Wie man es vermeidet, HTML- und Kopf -Tags in JSOUP Parse umzingeln

Wie man es vermeidet, HTML- und Kopf -Tags in JSOUP Parse umzingeln ⇐ HTML

Post Reply Previous topic Next topic

1 post • Page 1 of 1

Anonymous

Wie man es vermeidet, HTML- und Kopf -Tags in JSOUP Parse umzingeln

Report
Quote

Post by Anonymous » 23 Feb 2025, 14:23

Mit JSOUP versuche ich, den angegebenen HTML -Inhalt zu analysieren. Nach jSOUP.PARSE () findet die HTML -Ausgabe HTML , head und body zum Eingang an. Ich möchte diese nur ignorieren.

Code: Select all

[b]This [i]is[/i][/b] [i]my sentence[/i] of text.
[b]< /code>
Java-Code: < /p>
import java.io.File;
import java.io.IOException;

import org.apache.commons.io.FileUtils;
import org.jsoup.Jsoup;
import org.jsoup.nodes.Document;
import org.jsoup.nodes.Element;
import org.jsoup.select.Elements;

public class HTMLParse {

public static void main(String args[]) throws IOException {
try{
File input = new File("/ab.html");
String html = FileUtils.readFileToString(input, null);

Document doc = Jsoup.parseBodyFragment(html);
doc.outputSettings().prettyPrint(false);
System.out.println(doc.html());
}
catch(Exception e){
e.printStackTrace();
}
}
}

Tatsächliche Ausgabe:

Code: Select all

This [i]is[/i][/b] [i]my sentence[/i] of text.
[b]

Erwartete Ausgabe:

Code: Select all

This [i]is[/i][/b] [i]my sentence[/i] of text.

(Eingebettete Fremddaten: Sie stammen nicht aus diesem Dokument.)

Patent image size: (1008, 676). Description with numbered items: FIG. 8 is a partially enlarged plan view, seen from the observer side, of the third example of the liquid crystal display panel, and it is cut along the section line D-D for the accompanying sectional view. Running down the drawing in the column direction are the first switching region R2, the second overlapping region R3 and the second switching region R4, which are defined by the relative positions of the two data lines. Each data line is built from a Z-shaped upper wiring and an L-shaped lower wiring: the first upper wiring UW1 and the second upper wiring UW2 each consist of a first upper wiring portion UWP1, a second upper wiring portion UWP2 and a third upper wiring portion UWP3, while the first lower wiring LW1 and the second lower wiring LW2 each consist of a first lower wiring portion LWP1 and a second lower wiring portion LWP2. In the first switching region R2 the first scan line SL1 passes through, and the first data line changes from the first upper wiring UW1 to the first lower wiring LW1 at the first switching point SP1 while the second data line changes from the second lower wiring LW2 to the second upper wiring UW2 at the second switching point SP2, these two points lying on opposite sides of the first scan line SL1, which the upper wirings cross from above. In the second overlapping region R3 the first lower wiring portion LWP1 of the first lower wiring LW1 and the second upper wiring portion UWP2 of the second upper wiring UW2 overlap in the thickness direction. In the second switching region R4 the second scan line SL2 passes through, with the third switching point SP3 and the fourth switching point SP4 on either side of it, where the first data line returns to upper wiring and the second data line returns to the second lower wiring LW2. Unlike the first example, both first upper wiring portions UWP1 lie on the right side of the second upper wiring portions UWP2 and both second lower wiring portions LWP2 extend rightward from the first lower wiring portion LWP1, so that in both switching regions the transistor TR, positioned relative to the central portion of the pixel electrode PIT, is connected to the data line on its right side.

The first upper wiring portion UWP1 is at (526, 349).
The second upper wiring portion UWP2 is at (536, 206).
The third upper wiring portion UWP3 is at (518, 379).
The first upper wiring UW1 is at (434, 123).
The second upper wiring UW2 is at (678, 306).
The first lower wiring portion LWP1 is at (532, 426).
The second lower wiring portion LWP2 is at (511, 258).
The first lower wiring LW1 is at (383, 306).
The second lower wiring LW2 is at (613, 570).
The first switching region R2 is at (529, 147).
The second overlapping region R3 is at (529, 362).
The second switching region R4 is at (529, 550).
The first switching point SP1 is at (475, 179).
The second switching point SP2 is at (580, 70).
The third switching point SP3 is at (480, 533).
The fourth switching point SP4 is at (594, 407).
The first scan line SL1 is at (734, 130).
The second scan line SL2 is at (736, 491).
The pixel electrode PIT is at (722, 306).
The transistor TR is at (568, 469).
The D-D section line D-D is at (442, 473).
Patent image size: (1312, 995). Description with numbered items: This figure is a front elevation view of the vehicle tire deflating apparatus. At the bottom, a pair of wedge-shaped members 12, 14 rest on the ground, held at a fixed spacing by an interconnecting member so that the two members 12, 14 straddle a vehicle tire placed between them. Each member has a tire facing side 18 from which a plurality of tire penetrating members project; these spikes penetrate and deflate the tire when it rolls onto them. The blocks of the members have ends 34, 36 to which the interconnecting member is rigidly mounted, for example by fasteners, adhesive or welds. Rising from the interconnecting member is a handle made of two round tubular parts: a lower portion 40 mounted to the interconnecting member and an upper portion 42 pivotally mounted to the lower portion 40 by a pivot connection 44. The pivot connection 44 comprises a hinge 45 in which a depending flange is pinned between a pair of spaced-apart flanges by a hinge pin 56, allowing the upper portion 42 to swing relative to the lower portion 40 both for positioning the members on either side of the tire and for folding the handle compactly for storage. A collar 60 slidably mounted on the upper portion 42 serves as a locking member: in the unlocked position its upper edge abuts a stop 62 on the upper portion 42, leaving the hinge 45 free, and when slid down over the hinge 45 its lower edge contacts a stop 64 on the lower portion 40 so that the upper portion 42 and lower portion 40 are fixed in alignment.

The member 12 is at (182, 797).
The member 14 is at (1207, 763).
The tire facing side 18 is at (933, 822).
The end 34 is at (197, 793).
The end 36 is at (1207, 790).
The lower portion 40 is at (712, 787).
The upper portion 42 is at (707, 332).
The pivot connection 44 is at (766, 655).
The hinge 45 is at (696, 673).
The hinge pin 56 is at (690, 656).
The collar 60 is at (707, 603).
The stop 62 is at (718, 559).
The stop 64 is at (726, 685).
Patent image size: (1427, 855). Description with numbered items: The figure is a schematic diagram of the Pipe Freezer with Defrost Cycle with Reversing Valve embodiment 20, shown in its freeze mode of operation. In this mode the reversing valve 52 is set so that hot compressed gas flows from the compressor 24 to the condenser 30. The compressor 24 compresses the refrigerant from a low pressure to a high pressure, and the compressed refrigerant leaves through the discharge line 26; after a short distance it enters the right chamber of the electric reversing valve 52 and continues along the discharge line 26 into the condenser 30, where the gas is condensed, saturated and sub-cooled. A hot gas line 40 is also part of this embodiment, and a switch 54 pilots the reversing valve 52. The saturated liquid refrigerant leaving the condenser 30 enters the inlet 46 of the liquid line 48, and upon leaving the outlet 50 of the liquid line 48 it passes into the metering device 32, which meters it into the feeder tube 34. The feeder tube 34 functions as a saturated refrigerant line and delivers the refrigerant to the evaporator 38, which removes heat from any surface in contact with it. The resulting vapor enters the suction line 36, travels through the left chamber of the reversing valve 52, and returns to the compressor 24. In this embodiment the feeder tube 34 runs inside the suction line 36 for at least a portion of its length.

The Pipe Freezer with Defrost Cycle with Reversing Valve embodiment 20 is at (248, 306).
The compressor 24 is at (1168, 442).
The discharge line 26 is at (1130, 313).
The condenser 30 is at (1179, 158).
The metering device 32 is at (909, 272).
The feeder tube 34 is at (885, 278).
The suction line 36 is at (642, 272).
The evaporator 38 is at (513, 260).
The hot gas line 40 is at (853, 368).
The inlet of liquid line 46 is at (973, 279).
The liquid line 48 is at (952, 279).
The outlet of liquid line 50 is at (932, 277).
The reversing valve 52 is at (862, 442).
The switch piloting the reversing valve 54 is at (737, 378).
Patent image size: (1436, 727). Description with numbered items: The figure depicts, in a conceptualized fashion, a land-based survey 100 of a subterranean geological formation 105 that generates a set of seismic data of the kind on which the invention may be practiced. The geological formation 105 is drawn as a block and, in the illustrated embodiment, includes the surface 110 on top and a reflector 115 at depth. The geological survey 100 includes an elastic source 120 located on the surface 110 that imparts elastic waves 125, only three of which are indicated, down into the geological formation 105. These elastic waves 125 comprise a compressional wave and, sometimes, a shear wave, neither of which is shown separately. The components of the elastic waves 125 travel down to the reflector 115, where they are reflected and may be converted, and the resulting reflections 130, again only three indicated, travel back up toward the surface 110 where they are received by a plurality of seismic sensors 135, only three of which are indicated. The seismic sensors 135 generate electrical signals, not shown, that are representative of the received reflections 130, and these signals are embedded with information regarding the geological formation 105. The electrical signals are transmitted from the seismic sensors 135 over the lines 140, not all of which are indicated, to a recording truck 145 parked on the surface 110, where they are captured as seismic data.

Wie kann ich JSOUP daran hindern, diese Tags hinzuzufügen?

1740317001

Anonymous

Mit JSOUP versuche ich, den angegebenen HTML -Inhalt zu analysieren. Nach jSOUP.PARSE ()  findet die HTML -Ausgabe HTML , head  und body  zum Eingang an. Ich möchte diese nur ignorieren.[code]
[b]This [i]is[/i][/b] [i]my sentence[/i] of text.
[b]< /code>
Java-Code: < /p>
import java.io.File;
import java.io.IOException;

import org.apache.commons.io.FileUtils;
import org.jsoup.Jsoup;
import org.jsoup.nodes.Document;
import org.jsoup.nodes.Element;
import org.jsoup.select.Elements;

public class HTMLParse {

public static void main(String args[]) throws IOException {
try{
File input = new File("/ab.html");
String html = FileUtils.readFileToString(input, null);

Document doc = Jsoup.parseBodyFragment(html);
doc.outputSettings().prettyPrint(false);
System.out.println(doc.html());
}
catch(Exception e){
e.printStackTrace();
}
}
}
[/code]
[b] Tatsächliche Ausgabe: [/b]
[code]This [i]is[/i][/b] [i]my sentence[/i] of text.
[b]    
[/code]
[b] Erwartete Ausgabe: [/b] 
[code]This [i]is[/i][/b] [i]my sentence[/i] of text.
[/code]
Wie kann ich JSOUP daran hindern, diese Tags hinzuzufügen?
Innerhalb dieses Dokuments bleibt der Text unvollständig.